IBM aims to make Power a partially autonomous platform
These three innovations span different layers of the platform. The server provides compute capacity; Autonomous Operations handles management; and Bob focuses on applications. IBM’s goal is to extend automation from code to execution environment.
| IBM Power Layer | Innovation | Function |
|---|---|---|
| Hardware | Power S1112 | Run applications and inference locally |
| Operations | Power Autonomous Operations | Monitor, diagnose, and fix |
| Development | IBM Bob Premium Package for i | Understand and modernize applications |
| Cloud | Power Virtual Server | Run IBM i, AIX, and Linux as a managed service |
| Support | Expert Care Premium Essentials | Priority support for S1112 |
The company links this strategy to its forecasted growth in enterprise agents. An IBM Institute for Business Value study indicates that surveyed organizations expect to deploy an average of 1,661 AI agents by 2027, a 38% increase. This data comes from their own research and reflects respondents’ expectations, not actual installations.
Expanding the number of agents increases the volume of automated actions that organizations need to oversee. If each system queries data, calls tools, or modifies processes, administrators must control identities, permissions, logs, and operational boundaries.
IBM wants Power to serve as a foundation for these workloads without sacrificing platform characteristics like availability, continuity, and backwards compatibility. This approach is especially relevant for companies that cannot immediately migrate core systems to new architectures.
The challenge will be demonstrating that autonomy reduces workload without introducing new uncertainties. An agent recommending capacity upgrades can save time; one applying a wrong change on a critical system could cause harm instead.
Power S1112 will launch on the announced date, July 24, 2026. Power Autonomous Operations will follow on September 23, 2026, and IBM Bob Premium Package for i has been available since June. Until these capabilities are tested in production, performance and productivity improvements are based on IBM’s reports and initial user feedback.
Frequently Asked Questions
What is IBM Power S1112?
It’s a single-socket Power11 server designed for IBM i, AIX, and Linux workloads. It can also run AI inference with its integrated matrix acceleration.

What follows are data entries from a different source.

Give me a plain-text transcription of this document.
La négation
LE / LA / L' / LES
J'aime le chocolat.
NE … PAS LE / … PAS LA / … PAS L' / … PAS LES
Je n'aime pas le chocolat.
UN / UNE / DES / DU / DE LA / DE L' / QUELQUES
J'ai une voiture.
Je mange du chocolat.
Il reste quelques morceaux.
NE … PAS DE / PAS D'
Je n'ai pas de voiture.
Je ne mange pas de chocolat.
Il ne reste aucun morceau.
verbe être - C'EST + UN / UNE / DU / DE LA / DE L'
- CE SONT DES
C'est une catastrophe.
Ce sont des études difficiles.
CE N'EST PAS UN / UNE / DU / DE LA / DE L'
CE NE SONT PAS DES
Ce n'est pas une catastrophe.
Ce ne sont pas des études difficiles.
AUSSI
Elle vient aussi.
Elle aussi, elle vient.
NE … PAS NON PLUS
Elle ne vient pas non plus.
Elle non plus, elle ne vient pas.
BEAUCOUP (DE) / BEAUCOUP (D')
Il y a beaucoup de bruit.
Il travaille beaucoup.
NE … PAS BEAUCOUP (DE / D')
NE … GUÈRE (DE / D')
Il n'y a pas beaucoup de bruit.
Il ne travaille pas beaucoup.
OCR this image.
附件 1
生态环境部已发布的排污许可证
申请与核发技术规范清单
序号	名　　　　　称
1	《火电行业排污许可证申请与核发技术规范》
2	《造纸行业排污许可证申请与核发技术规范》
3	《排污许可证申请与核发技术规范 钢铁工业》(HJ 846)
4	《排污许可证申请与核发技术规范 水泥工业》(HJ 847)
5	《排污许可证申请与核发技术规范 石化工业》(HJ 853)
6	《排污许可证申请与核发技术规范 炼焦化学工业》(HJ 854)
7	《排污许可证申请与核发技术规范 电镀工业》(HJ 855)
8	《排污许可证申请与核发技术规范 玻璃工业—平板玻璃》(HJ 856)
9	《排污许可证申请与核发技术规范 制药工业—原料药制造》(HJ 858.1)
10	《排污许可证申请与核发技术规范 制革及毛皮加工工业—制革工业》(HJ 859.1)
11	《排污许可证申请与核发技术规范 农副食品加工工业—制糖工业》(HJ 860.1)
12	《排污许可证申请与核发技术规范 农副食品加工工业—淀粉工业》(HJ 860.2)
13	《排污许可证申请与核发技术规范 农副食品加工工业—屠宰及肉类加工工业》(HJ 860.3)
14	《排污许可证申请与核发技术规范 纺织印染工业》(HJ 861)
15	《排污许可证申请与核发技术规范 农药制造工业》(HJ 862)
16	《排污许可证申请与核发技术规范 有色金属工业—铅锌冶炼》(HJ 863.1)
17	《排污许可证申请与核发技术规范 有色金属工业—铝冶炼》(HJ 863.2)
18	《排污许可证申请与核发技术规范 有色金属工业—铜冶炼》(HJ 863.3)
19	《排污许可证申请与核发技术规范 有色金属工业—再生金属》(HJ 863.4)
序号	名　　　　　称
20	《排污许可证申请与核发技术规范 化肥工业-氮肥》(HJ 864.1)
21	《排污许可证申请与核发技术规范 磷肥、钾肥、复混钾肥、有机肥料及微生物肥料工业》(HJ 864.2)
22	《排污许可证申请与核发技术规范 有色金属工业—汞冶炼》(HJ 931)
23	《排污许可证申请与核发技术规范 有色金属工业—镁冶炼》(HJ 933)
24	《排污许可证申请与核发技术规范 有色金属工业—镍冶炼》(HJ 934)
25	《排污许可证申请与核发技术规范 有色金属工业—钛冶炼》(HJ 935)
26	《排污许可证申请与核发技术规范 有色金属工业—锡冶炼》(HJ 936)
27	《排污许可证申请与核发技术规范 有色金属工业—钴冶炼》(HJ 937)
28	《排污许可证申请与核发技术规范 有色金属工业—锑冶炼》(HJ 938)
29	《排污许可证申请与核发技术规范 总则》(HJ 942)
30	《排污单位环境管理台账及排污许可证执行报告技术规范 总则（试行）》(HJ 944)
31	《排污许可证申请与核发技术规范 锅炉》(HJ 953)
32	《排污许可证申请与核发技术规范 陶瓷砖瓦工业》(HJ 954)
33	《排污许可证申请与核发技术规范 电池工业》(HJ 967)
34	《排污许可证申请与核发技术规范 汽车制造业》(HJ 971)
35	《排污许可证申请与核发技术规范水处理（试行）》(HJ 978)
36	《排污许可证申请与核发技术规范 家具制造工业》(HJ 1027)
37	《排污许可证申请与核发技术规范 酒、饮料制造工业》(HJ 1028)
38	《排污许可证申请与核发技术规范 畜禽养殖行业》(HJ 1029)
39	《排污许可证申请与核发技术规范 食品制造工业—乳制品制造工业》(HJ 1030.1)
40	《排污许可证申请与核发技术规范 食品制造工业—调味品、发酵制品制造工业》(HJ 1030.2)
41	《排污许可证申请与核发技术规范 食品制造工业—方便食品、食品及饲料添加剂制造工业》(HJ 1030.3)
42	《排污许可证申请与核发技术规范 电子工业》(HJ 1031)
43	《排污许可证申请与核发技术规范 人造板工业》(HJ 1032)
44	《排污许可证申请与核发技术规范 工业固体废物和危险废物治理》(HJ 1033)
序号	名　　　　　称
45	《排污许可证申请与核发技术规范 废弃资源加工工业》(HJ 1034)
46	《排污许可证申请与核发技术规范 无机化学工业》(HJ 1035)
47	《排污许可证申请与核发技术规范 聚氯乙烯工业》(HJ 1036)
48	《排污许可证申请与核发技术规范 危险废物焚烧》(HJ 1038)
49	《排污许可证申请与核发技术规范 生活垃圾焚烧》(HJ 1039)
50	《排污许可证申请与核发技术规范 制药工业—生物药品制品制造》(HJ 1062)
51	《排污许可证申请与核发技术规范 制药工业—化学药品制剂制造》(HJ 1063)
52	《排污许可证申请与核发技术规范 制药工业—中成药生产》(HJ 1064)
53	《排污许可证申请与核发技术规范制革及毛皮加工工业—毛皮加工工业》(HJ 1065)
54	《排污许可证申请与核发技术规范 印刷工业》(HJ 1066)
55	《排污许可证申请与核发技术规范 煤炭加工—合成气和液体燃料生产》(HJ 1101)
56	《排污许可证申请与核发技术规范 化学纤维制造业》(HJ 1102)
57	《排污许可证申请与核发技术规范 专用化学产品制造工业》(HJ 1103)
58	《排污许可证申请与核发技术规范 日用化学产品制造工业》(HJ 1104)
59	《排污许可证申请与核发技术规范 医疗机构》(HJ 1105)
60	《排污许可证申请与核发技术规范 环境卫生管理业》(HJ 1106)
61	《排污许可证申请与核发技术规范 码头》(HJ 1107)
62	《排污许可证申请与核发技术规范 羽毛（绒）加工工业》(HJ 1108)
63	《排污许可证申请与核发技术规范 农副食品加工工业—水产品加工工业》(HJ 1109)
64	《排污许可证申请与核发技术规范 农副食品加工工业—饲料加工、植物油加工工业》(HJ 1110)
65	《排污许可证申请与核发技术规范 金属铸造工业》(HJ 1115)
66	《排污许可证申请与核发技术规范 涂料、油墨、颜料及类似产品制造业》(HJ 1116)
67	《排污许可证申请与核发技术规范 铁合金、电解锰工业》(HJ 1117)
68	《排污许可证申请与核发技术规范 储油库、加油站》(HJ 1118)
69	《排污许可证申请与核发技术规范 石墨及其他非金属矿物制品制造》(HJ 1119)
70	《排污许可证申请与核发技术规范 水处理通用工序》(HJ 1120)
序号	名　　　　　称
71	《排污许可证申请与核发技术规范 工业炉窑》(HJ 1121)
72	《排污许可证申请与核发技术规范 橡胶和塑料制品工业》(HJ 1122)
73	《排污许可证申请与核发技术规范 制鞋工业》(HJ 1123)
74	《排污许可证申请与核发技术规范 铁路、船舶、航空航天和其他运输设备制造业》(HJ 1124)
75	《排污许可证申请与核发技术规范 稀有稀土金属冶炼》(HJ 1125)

Will Power Autonomous Operations modify systems automatically?
It can detect issues, generate diagnostics, and prepare corrective actions. IBM states that its internal testing involved human approval before applying suggested measures.
What is IBM Bob used for on IBM i?
It helps understand, document, and modify applications, especially those written in RPG. Its goal is to ease onboarding new developers and support modernization efforts.
When will these new features be available?
IBM Bob Premium Package for i is available since June 24, 2026. Power S1112 launches on July 24, 2026, and Power Autonomous Operations on September 23, 2026.